Tracing the naturalization of a learning progression centered assessment system in a teacher community
Kim, Min-Joung
:
2013-04-12
Abstract
The goal of this study is to investigate how a learning-progression-centered assessment system mediated the collaborative efforts between teachers and researchers in reorienting assessment toward improving the quality of instruction and supporting student learning. In particular, this study aims to understand how the learning-progression-centered assessment system can support teachers to orchestrate productive classroom discussion based on the path outlined in the learning progression to make conceptual progress.
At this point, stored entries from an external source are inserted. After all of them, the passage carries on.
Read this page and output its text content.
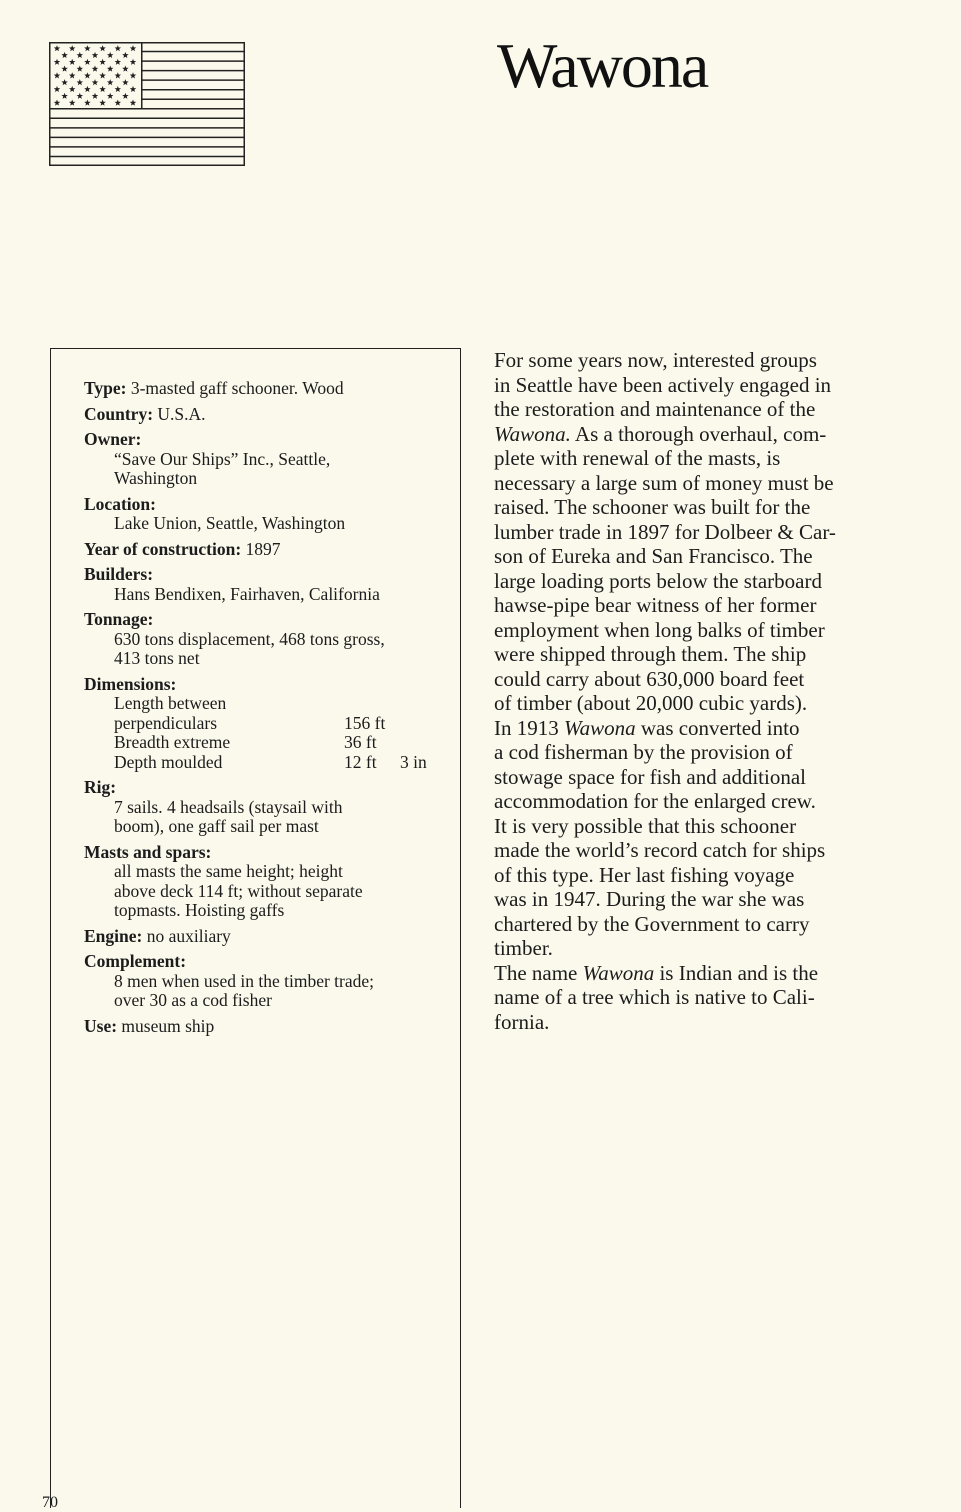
Wawona
Type: 3-masted gaff schooner. Wood
Country: U.S.A.
Owner:
“Save Our Ships” Inc., Seattle,
Washington
Location:
Lake Union, Seattle, Washington
Year of construction: 1897
Builders:
Hans Bendixen, Fairhaven, California
Tonnage:
630 tons displacement, 468 tons gross,
413 tons net
Dimensions:
Length between
perpendiculars	156 ft
Breadth extreme	36 ft
Depth moulded	12 ft 3 in
Rig:
7 sails. 4 headsails (staysail with
boom), one gaff sail per mast
Masts and spars:
all masts the same height; height
above deck 114 ft; without separate
topmasts. Hoisting gaffs
Engine: no auxiliary
Complement:
8 men when used in the timber trade;
over 30 as a cod fisher
Use: museum ship
For some years now, interested groups
in Seattle have been actively engaged in
the restoration and maintenance of the
Wawona. As a thorough overhaul, com-
plete with renewal of the masts, is
necessary a large sum of money must be
raised. The schooner was built for the
lumber trade in 1897 for Dolbeer & Car-
son of Eureka and San Francisco. The
large loading ports below the starboard
hawse-pipe bear witness of her former
employment when long balks of timber
were shipped through them. The ship
could carry about 630,000 board feet
of timber (about 20,000 cubic yards).
In 1913 Wawona was converted into
a cod fisherman by the provision of
stowage space for fish and additional
accommodation for the enlarged crew.
It is very possible that this schooner
made the world’s record catch for ships
of this type. Her last fishing voyage
was in 1947. During the war she was
chartered by the Government to carry
timber.
The name Wawona is Indian and is the
name of a tree which is native to Cali-
fornia.
70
The analysis of four case teachers provides evidence that the assessment system supported teachers in developing understandings of the big ideas of data, chance and statistics and of the learning progressions of statistical reasoning. In addition, the assessment system supported the teachers in transforming assessment practices in their classrooms. The teachers demonstrated construct-centered orchestration of assessment talk: structuring classroom interaction centered on important mathematical ideas represented in the classification system and/or aligning the instructional trajectory with the learning progressions to support student learning.
This study suggests that learning progressions as a classification system can be an effective tool to disrupt the historically developed classificatory system for assessment in modern schooling (i.e., right or wrong) and eventually overwrite it with a disciplinary perspective on mathematics. The field needs to develop more content-specific classification systems to inspect qualities of students’ reasoning and teachers’ interpretations of students’ reasoning.